Третий в компании купцов смолчал, ибо он как самый молодой говорить мог только по знаку того, злого и старшего, ложным именем «Мишель де Круаз», а на самом деле — Мойша из Пизы. Молодого франкского купца все звали Зуда, родился он в Новгороде, и там же крещён был как Зуда Пальцин.
Мишель де Круаз продолжал буйствовать:
— Я каждый день требую к себе позвать конюшего или, как тут у них, именем Шуйский! А его не зовут! Что здесь за порядки?
Зуда Пальцин кашлянул, тихо сказал:
— Я извиняюсь, патрон, но вот этот господин в богатых одеждах, что к нам заходит, это и есть боярин Шуйский.
Тотчас пустая глиняная корчага из-под пива разбилась об голову Зуды.
— А что молчал, скотина?
— Мне тобой и велено молчать... — прошелестел Зуда Пальцин. Как же ему не молчать, когда ещё месяца не прошло, как ему сделали обрезание по краю плоти да заодно сотворили из него евнуха. По пьяной и весёлой гульбе.
Вырезание сделали Зуде Пальцину за малый долг в десять рублей, которые он в срок не возвернул этому лихоимцу, Мойше из Пизы. Занимаешь золотишко — своим «золотом» и платишь!
* * *
Шуйский осторожно задвинул потайное окошечко, бывшее, если смотреть из гостевой комнаты, всего лишь частью специально удлинённого серебряного оклада тёмной, древней иконы.
— Этого парня мы возьмём в тихую работу, — сказал Радагор. — А тот молчун французский — довесок к этому, громогласному и наглому. Их товары у тебя?
— Там малый сундук с каким-то порошком, будто лекарство. И три бочонки из дерева бука с деньгами. С золотом.
— На великого князя заготовлен тот порошок, так думаю. — Радагор хищно глянул на Шуйского. — А золото тебе привезли. Как плату за Схарию.
— Понимаю, но хрен продамся за три бочонка! — отшутился боярин Шуйский. — А вот зачем они привезли целый ворох поношенного женского платья — ума не приложу. Воняет от него так, что... за версту не устоишь, упадёшь. То платье упаковано в огромную бочку. Неужто собрались тряпьём торговать?

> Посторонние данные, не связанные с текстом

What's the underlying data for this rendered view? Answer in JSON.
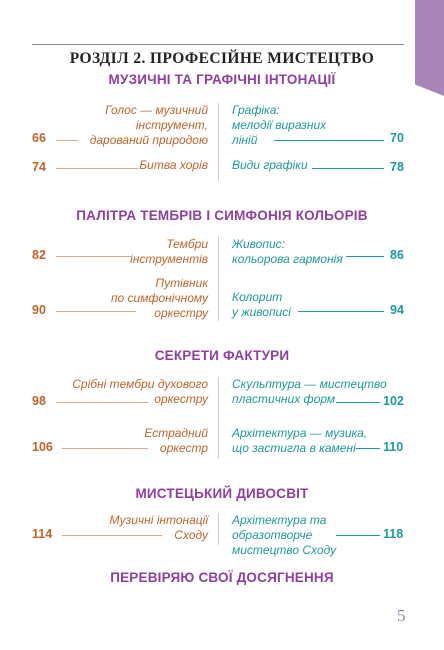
{
  "title": "РОЗДІЛ 2. ПРОФЕСІЙНЕ МИСТЕЦТВО",
  "sections": [
    {
      "heading": "МУЗИЧНІ ТА ГРАФІЧНІ ІНТОНАЦІЇ",
      "rows": [
        {
          "left": {
            "lines": [
              "Голос — музичний",
              "інструмент,",
              "дарований природою"
            ],
            "page": "66"
          },
          "right": {
            "lines": [
              "Графіка:",
              "мелодії виразних",
              "ліній"
            ],
            "page": "70"
          }
        },
        {
          "left": {
            "lines": [
              "Битва хорів"
            ],
            "page": "74"
          },
          "right": {
            "lines": [
              "Види графіки"
            ],
            "page": "78"
          }
        }
      ]
    },
    {
      "heading": "ПАЛІТРА ТЕМБРІВ І СИМФОНІЯ КОЛЬОРІВ",
      "rows": [
        {
          "left": {
            "lines": [
              "Тембри",
              "інструментів"
            ],
            "page": "82"
          },
          "right": {
            "lines": [
              "Живопис:",
              "кольорова гармонія"
            ],
            "page": "86"
          }
        },
        {
          "left": {
            "lines": [
              "Путівник",
              "по симфонічному",
              "оркестру"
            ],
            "page": "90"
          },
          "right": {
            "lines": [
              "Колорит",
              "у живописі"
            ],
            "page": "94"
          }
        }
      ]
    },
    {
      "heading": "СЕКРЕТИ ФАКТУРИ",
      "rows": [
        {
          "left": {
            "lines": [
              "Срібні тембри духового",
              "оркестру"
            ],
            "page": "98"
          },
          "right": {
            "lines": [
              "Скульптура — мистецтво",
              "пластичних форм"
            ],
            "page": "102"
          }
        },
        {
          "left": {
            "lines": [
              "Естрадний",
              "оркестр"
            ],
            "page": "106"
          },
          "right": {
            "lines": [
              "Архітектура — музика,",
              "що застигла в камені"
            ],
            "page": "110"
          }
        }
      ]
    },
    {
      "heading": "МИСТЕЦЬКИЙ ДИВОСВІТ",
      "rows": [
        {
          "left": {
            "lines": [
              "Музичні інтонації",
              "Сходу"
            ],
            "page": "114"
          },
          "right": {
            "lines": [
              "Архітектура та образотворче",
              "мистецтво Сходу"
            ],
            "page": "118"
          }
        }
      ]
    },
    {
      "heading": "ПЕРЕВІРЯЮ СВОЇ ДОСЯГНЕННЯ",
      "rows": []
    }
  ],
  "page_number": "5",
  "colors": {
    "heading": "#8e3fa0",
    "left": "#c0642a",
    "right": "#1e9a98",
    "tab": "#a884b8"
  }
}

— Нет. Не торговать. — Радагор о чём-то помыслил, потёр короткую густую бороду, добавил: — Схария уже неделю держит пост. Запросил себе воронку и крынку.
— Зачем?
— Пошли покажу.
Они поднялись по крутой лестнице на второй этаж, нагнулись и пролезли в пустое межоконное пространство, откуда неделю назад наблюдали словесный поединок между великим князем и заводчиком жидовской ереси на Руси. Вместо одного кирпича там был вделан в стену такой же по размеру кусок полированного хрусталя. Из потайного хода хрусталь прикрывала обычная тряпка, чтобы в случае чего в горнице у затворника не сверкнуло. Радагор убрал тряпку.
— Гляди.
Шуйский глянул, шёпотом выругался. Схария... свесился с лавки головой вниз, опёрся плечами на пол, а ноги держал вверх. Промеж ног у него торчала медная воронка. В неё он старательно наливал из кринки воду.

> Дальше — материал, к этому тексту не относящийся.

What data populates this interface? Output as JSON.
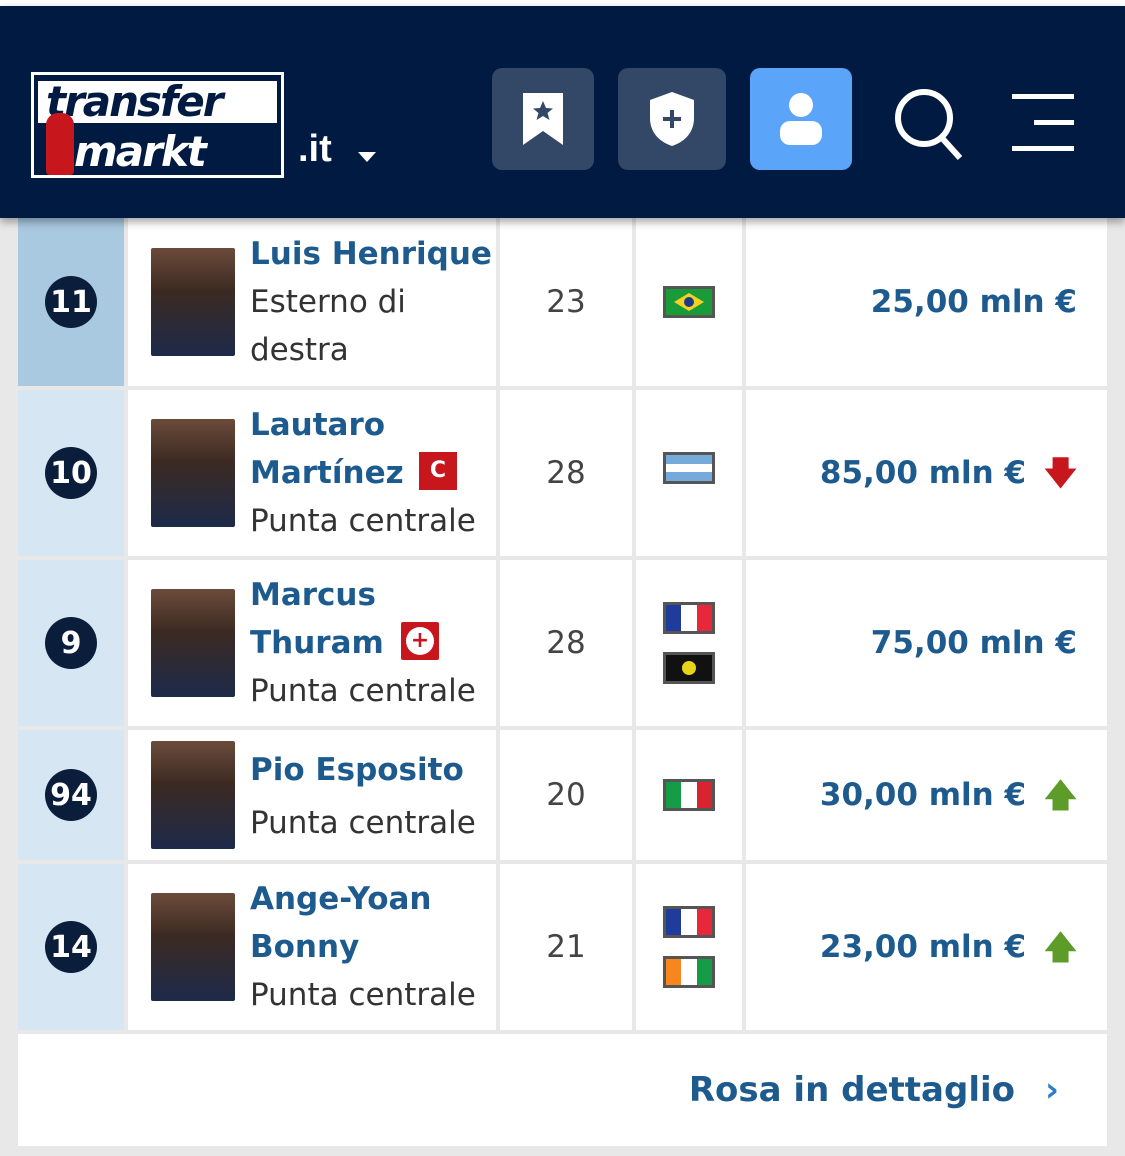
{
  "header": {
    "logo_text_top": "transfer",
    "logo_text_bottom": "markt",
    "tld": ".it",
    "buttons": [
      "bookmark-icon",
      "shield-plus-icon",
      "user-icon",
      "search-icon",
      "menu-icon"
    ],
    "colors": {
      "nav": "#001a42",
      "active": "#5aa4f9"
    }
  },
  "players": [
    {
      "number": "11",
      "name": "Luis Henrique",
      "badge": "",
      "position": "Esterno di destra",
      "age": "23",
      "flags": [
        "brazil"
      ],
      "value": "25,00 mln €",
      "trend": ""
    },
    {
      "number": "10",
      "name": "Lautaro Martínez",
      "badge": "C",
      "badge_meaning": "captain",
      "position": "Punta centrale",
      "age": "28",
      "flags": [
        "argentina"
      ],
      "value": "85,00 mln €",
      "trend": "down"
    },
    {
      "number": "9",
      "name": "Marcus Thuram",
      "badge": "+",
      "badge_meaning": "injury",
      "position": "Punta centrale",
      "age": "28",
      "flags": [
        "france",
        "guadeloupe"
      ],
      "value": "75,00 mln €",
      "trend": ""
    },
    {
      "number": "94",
      "name": "Pio Esposito",
      "badge": "",
      "position": "Punta centrale",
      "age": "20",
      "flags": [
        "italy"
      ],
      "value": "30,00 mln €",
      "trend": "up"
    },
    {
      "number": "14",
      "name": "Ange-Yoan Bonny",
      "badge": "",
      "position": "Punta centrale",
      "age": "21",
      "flags": [
        "france",
        "ivory-coast"
      ],
      "value": "23,00 mln €",
      "trend": "up"
    }
  ],
  "footer": {
    "link": "Rosa in dettaglio"
  }
}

— Сбрендил? — спросил Шуйский.
— Нет. Видать, проходил подготовку в тайных школах ордена иезуитов. Так он промывает себе кишки.
— Зачем?
— А чтобы потом ему не гадить дней пять. Когда его уворуют от нас и повезут тайком, в той бочке под женским платьем в Литовщину или Польшу.
— Пусть воруют и пусть везут! — неожиданно сказал Шуйский. — Главное — знать, куда его в конце концов привезут!
Никола Моребед всю зиму мотался по степям между Доном и Волгой. При нём в особом железном ларце находились золотая печатка великого князя Московского и листы бумаги, орлёные поверху, чистые.
В казачьих куренях Никола те бумаги заполнял как надо, а подписывали их казацкие писарчуки, люди грамотные, доподлинно знающие цену слова. Цена являла собой вид старинного серебряного динария в детскую ладонь величиной. И в степь бегать не надо за косяком лошадей в сотню голов: за такой динарий тебе самому столько лошадей пригонят с поклонами! За ту цену писцы выводили Моребеду такие подписи в треть листа — хан Батый испугался бы. Под той подписью много дела было обещано исполнить казаками для пользы и радости государя всея Руси Ивана Васильевича.
В кипчакских, татарских да ногайских улусах грамотные абызы и бии[95] тоже зарились на Николино серебро. Им, по нынешним временам, жить приходилось бедно. Нынешней расползающейся Орде требовались воины, и каждый воин теперь был сам себе и поп, и судья: у кого сабля, тот и абыз.